Jongdae yang mendengar nama Luhan, langsung mengeryit.

"Ada apa dengan Luhan hyung?" tanya Jongdae.

"Dia…" Minseok menahan isakannya.

"Luhan hyung kenapa?"

"Ak—aku juga tidak tahu, tapi tiba-tiba dia marah kepadaku—hiks—aku takut, Jongdae-ya…"

Jongdae tersenyum tipis, "Tenangkan dirimu terlebih dahulu, Minseok hyung. Setelah itu, bicarakan baik-baik dengan Luhan hyung. Mungkin saja, Luhan hyung salah paham."

"Tap—tapi…"

"Minseok hyung, kau ingin Luhan hyung tidak marah kepadamu kan?" potong Jongdae.

Minseok mengangguk.

"Lakukanlah—seperti yang kukatakan." Saran Jongdae.
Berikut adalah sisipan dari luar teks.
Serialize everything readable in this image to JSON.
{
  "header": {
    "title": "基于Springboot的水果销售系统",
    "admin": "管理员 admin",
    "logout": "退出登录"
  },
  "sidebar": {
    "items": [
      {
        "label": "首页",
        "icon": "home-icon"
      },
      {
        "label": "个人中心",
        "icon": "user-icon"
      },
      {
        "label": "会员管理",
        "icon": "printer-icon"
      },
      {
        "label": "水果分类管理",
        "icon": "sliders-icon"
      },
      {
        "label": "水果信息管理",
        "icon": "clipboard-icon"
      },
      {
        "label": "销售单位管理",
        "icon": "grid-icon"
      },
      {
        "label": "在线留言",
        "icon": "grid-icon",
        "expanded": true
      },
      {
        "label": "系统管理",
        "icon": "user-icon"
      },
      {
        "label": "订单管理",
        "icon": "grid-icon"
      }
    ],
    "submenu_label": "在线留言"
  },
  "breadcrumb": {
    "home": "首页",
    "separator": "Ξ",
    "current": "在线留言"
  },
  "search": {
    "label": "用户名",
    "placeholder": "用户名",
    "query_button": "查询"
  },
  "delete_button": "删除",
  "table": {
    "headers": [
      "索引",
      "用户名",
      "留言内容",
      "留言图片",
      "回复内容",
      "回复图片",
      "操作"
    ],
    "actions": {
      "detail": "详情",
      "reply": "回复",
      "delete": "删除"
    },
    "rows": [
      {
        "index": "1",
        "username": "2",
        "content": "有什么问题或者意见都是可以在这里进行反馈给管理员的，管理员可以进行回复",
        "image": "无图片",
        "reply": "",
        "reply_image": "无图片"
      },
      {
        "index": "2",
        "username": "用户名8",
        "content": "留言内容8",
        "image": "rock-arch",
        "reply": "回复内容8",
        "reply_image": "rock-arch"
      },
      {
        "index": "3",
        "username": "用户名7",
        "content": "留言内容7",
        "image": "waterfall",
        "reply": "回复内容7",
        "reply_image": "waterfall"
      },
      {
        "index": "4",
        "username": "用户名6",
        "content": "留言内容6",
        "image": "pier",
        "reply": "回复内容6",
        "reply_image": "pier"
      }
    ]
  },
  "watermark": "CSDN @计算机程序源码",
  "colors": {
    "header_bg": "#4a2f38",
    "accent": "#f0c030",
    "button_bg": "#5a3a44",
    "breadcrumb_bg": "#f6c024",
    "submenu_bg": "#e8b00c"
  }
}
"Ba—baiklah…," Minseok berguman, "Terima kasih, Jongdae-ya, kau memang sahabat terbaik ku…," Jongdae tersenyum kecil mendengarnya, "…ang….eo…"

Mata Jongdae membulat, "Ap—apa hyung?"

"A—aniyo, aku pergi dulu, Jongdae-ya, aku akan menemui Luhan. Sekali lagi terima kasih." Ujar Minseok.

Kini, Jongdae hanya termangu diam.

.

.

.

'bukan hanya, sebuah ungkapan.'

.

.

.

"Jadi, kalian sudah berbaikan?"

"Nde~ terima kasih Jongdae-ya~"

"Gomawo, DaeDae."

"Yak! Stop call me that! Luhan hyung!"

.

.

.

'Setidaknya, jika orang yang kita cintai bahagia. Kita sudah cukup bahagia. Walau kebahagian itu harus merasakan rasa pahit juga.'

.

.

.

|END|

…..

APA INI?

Huft, maafkan Rin, ini bener-bener ancur. Mianhaeyo~

Oke, dari mana Rin mendapatkan ide-ide aneh ini?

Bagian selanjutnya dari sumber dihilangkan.